A lot of the posts on this blog communicate a youthful anxiety about the present and an optimism about eventual clarity in the future. Somewhat subconsciously (or as the master procrastinator I am), I left it to my older and wiser self of the future to sort out my motivations and justify why I am as I am and why others are as they are.
Growing older has given me more tasks for daily passage of time. I want to compost to reduce my carbon footprint, forsake single-use plastic, and listen to NPR to avoid living under a rock. I try to grapple with schism between the scope of my daily struggles/pursuit of happiness in context with the larger suffering of the world. I think I am virtue-signaling to myself that I am alright, I suppose.
Taking cues from current discourse on how to navigate a relationship between oneself and the world is one approach. Religion or philosophical theory may offer answers to others. In order to shed self-responsibility for my outcomes I've been tending to go where the wind blows, which while freeing, is also constricting to a certain local landscape.
Sometimes it does feel a little bit hmm-inducing to continue down your track, too afraid to step off the track. So you look around at others on nearby tracks, but they are also looking around and convincing themselves that the track is fine. And so it goes (oh no!)
To sum it up, I want to live more intentionally but having intentions sometimes seems excessive. [Come back to this in a few years.]
Maybe that is the nature of fragility?
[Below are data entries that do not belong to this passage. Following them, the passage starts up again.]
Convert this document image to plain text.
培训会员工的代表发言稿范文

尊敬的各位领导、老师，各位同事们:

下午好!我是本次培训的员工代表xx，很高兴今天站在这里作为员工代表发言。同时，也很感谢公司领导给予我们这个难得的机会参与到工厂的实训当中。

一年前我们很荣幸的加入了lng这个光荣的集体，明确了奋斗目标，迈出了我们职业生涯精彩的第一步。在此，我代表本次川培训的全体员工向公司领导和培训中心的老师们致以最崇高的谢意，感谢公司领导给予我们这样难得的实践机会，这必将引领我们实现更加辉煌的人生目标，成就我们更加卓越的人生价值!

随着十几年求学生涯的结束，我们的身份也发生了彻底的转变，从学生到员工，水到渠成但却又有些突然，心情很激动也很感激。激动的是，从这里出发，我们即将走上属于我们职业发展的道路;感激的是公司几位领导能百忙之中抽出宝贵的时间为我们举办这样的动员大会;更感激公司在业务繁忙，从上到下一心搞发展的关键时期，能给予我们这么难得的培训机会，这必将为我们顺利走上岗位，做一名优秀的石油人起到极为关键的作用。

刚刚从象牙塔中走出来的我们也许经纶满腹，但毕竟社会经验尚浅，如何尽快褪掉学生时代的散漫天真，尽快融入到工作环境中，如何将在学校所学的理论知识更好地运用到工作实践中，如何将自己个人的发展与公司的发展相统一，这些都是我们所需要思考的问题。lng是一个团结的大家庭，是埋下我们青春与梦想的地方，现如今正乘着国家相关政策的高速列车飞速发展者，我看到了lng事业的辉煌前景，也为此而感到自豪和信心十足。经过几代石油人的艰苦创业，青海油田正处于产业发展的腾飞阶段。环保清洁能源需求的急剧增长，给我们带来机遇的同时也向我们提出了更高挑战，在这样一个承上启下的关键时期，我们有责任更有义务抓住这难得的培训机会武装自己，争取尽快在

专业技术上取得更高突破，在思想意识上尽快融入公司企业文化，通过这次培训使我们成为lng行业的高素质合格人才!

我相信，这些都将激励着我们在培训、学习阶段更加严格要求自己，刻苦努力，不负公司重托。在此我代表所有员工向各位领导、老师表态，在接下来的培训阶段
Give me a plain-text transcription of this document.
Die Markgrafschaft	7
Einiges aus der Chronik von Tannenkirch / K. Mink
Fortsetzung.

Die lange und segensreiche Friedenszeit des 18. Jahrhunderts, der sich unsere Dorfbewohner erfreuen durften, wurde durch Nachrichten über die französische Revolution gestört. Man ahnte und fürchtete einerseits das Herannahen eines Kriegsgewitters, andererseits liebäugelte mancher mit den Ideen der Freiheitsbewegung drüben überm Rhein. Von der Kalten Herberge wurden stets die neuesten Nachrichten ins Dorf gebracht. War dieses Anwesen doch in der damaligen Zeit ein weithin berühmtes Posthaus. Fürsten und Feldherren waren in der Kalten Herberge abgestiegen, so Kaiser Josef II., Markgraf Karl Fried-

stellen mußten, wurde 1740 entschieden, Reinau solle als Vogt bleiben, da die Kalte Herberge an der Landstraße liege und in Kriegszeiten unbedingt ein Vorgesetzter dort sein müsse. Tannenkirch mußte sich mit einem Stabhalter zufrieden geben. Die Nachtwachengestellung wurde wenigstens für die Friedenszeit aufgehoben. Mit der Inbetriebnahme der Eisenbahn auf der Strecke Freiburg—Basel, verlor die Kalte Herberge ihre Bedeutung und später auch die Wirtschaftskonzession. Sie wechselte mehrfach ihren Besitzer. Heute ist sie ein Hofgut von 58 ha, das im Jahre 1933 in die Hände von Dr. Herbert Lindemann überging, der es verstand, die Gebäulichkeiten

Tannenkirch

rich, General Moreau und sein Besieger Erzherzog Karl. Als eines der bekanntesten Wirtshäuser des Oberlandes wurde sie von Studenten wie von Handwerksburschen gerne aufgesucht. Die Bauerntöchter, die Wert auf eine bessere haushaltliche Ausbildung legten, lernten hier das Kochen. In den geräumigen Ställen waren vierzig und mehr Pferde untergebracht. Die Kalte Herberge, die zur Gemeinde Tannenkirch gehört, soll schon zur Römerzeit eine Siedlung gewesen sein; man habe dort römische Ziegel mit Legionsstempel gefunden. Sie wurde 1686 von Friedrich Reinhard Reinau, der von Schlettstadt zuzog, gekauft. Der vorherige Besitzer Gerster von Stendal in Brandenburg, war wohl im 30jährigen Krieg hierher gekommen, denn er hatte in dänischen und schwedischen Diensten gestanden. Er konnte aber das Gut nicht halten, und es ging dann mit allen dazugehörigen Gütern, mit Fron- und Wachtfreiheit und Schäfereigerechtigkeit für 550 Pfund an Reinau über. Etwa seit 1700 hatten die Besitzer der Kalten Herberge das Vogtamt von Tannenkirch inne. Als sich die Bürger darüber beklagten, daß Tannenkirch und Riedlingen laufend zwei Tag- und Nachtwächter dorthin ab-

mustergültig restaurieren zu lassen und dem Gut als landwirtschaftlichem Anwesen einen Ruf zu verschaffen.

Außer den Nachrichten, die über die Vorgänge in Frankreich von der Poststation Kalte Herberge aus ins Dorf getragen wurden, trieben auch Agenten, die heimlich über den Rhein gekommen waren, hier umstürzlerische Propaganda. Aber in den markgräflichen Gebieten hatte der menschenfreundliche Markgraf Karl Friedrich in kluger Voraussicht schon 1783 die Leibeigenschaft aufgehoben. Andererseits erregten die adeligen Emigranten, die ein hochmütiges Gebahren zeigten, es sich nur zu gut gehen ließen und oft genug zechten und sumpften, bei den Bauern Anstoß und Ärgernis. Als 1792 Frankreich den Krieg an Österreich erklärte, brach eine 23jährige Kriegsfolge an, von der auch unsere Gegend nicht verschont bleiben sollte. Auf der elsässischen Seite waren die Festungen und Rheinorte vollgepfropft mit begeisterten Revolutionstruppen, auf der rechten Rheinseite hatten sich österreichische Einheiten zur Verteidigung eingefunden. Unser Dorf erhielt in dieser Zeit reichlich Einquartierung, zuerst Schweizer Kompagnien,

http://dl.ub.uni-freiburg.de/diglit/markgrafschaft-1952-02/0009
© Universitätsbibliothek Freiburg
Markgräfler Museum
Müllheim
The context of this piece is different, but I like how it encapsulates a fatalistic trend towards disorder, so you try to hold still to avoid hastening an outcome. "To leave a support system can mean to become more fragile, less protected from the bumps of ordinary life. And though fragility might be a consequence it can be recruited as cause: as if you willfully caused your own damage by leaving the safety of a brightly lit path."